We see a spike in both errors and warnings, let's group the logs by the message, and the error:

So we see errors about the database being unavailable, we then see warnings about task list managers (the shards managed by Shard Manager) stopping and restarting. As it turns out, the most interesting log message is the get task list partition config from db. Let's look at the code around that:

c.logger.Info("get task list partition config from db",
  tag.Dynamic("root-partition", c.taskListID.GetRoot()),
  tag.Dynamic("task-list-partition-config", c.partitionConfig))
if c.partitionConfig != nil {
  startConfig := c.partitionConfig
  // push update notification to all non-root partitions on start
  c.stopWG.Add(1)
  go func() {
    defer c.stopWG.Done()
    c.notifyPartitionConfig(context.Background(),
      nil, startConfig)
  }()
}

And here we see the issue.

  • On line 7 we add one to the stopWG wait group. In Go, a WaitGroup lets you wait for a set of goroutines to finish before proceeding. Here, stopWG is used during shutdown — the task list manager won't fully stop until every goroutine registered with stopWG has completed.
  • Then in the go routine we call the notifyPartitionConfig method, and here the problem is!. We are calling notifyPartitionConfig with context.Background(). The background context is a context that is never cancelled, and which never times out.
  • In the notifyPartitionConfig method we make an RPC call, and due to the DB unavailability this call hands, and since we use the background context we wait forever for the response.

In the Stop method of the TaskListManager we then wait for the stopWG, however since the go routine with the notifyPartitionConfig call is blocked the stopWG never finishes.

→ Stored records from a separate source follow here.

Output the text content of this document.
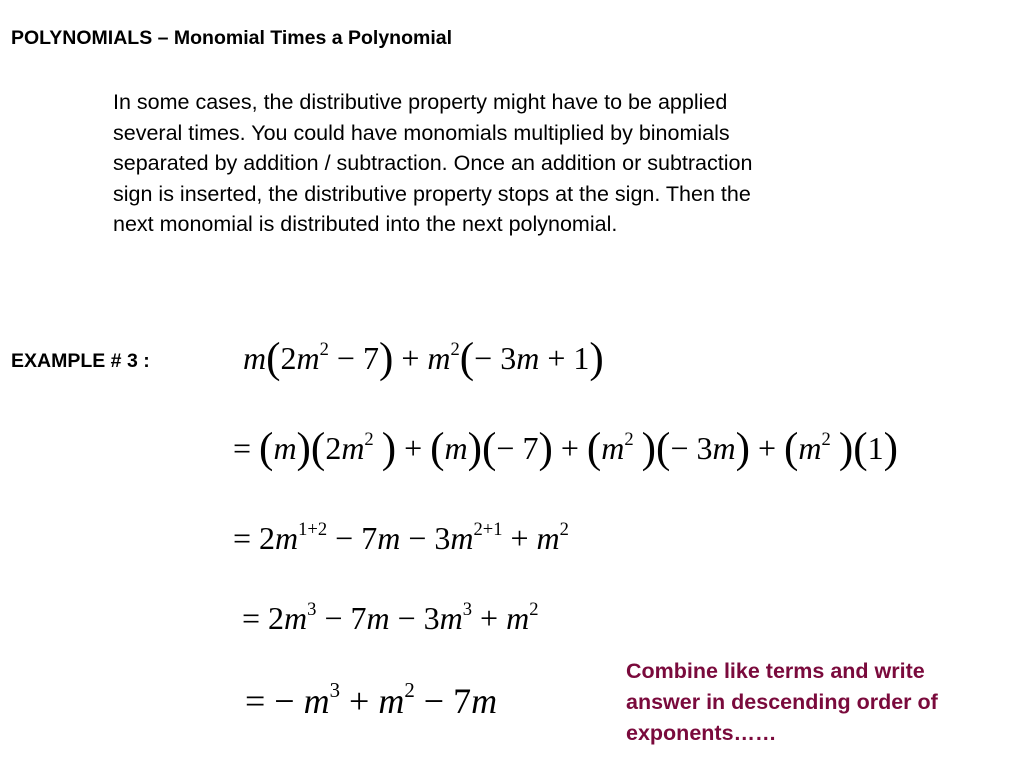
POLYNOMIALS – Monomial Times a Polynomial
In some cases, the distributive property might have to be applied
several times. You could have monomials multiplied by binomials
separated by addition / subtraction. Once an addition or subtraction
sign is inserted, the distributive property stops at the sign. Then the
next monomial is distributed into the next polynomial.
EXAMPLE # 3 :	$m(2m^2 - 7) + m^2(- 3m + 1)$
= $(m)(2m^2$ ) + $(m)(- 7) + (m^2$ )(− $3m) + (m^2$ )(1)
= $2m^{1+2} - 7m - 3m^{2+1} + m^2$
= $2m^3 - 7m - 3m^3 + m^2$
= − $m^3 + m^2 - 7m$
Combine like terms and write
answer in descending order of
exponents……
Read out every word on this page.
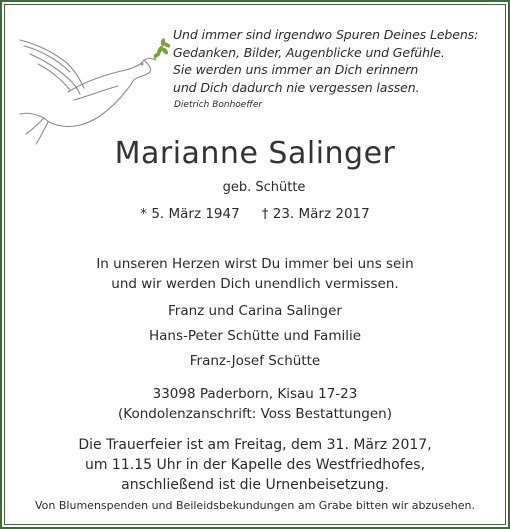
Und immer sind irgendwo Spuren Deines Lebens:
Gedanken, Bilder, Augenblicke und Gefühle.
Sie werden uns immer an Dich erinnern
und Dich dadurch nie vergessen lassen.
Dietrich Bonhoeffer
Marianne Salinger
geb. Schütte
* 5. März 1947 † 23. März 2017
In unseren Herzen wirst Du immer bei uns sein
und wir werden Dich unendlich vermissen.
Franz und Carina Salinger
Hans-Peter Schütte und Familie
Franz-Josef Schütte
33098 Paderborn, Kisau 17-23
(Kondolenzanschrift: Voss Bestattungen)
Die Trauerfeier ist am Freitag, dem 31. März 2017,
um 11.15 Uhr in der Kapelle des Westfriedhofes,
anschließend ist die Urnenbeisetzung.
Von Blumenspenden und Beileidsbekundungen am Grabe bitten wir abzusehen.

This means that when the Shard Manager does the reconciliation, it will try to stop the task list manager, but this never finishes, and the reconciliation blocks heartbeating indefinitely!

The fix is simple, we just need to use a context that times out, as was introduced in this pull request.

Conclusion

The Cadence Matching service had a latent deadlock that could be triggered by a transient database issue. The new Shard Manager made this visible — under the old hash-ring routing, the same deadlock would have caused silent degradation that would have been extremely difficult to diagnose.

Instead, the Shard Manager detected the missing heartbeats, automatically moved all shards to the one healthy instance, and kept the system running while we investigated. When new healthy instances appeared it immediately rebalanced the load across them.

The fix was three lines of code: replacing context.Background() with a context that has a timeout. Found in a day, by two engineers, thanks to the observability the Shard Manager provides.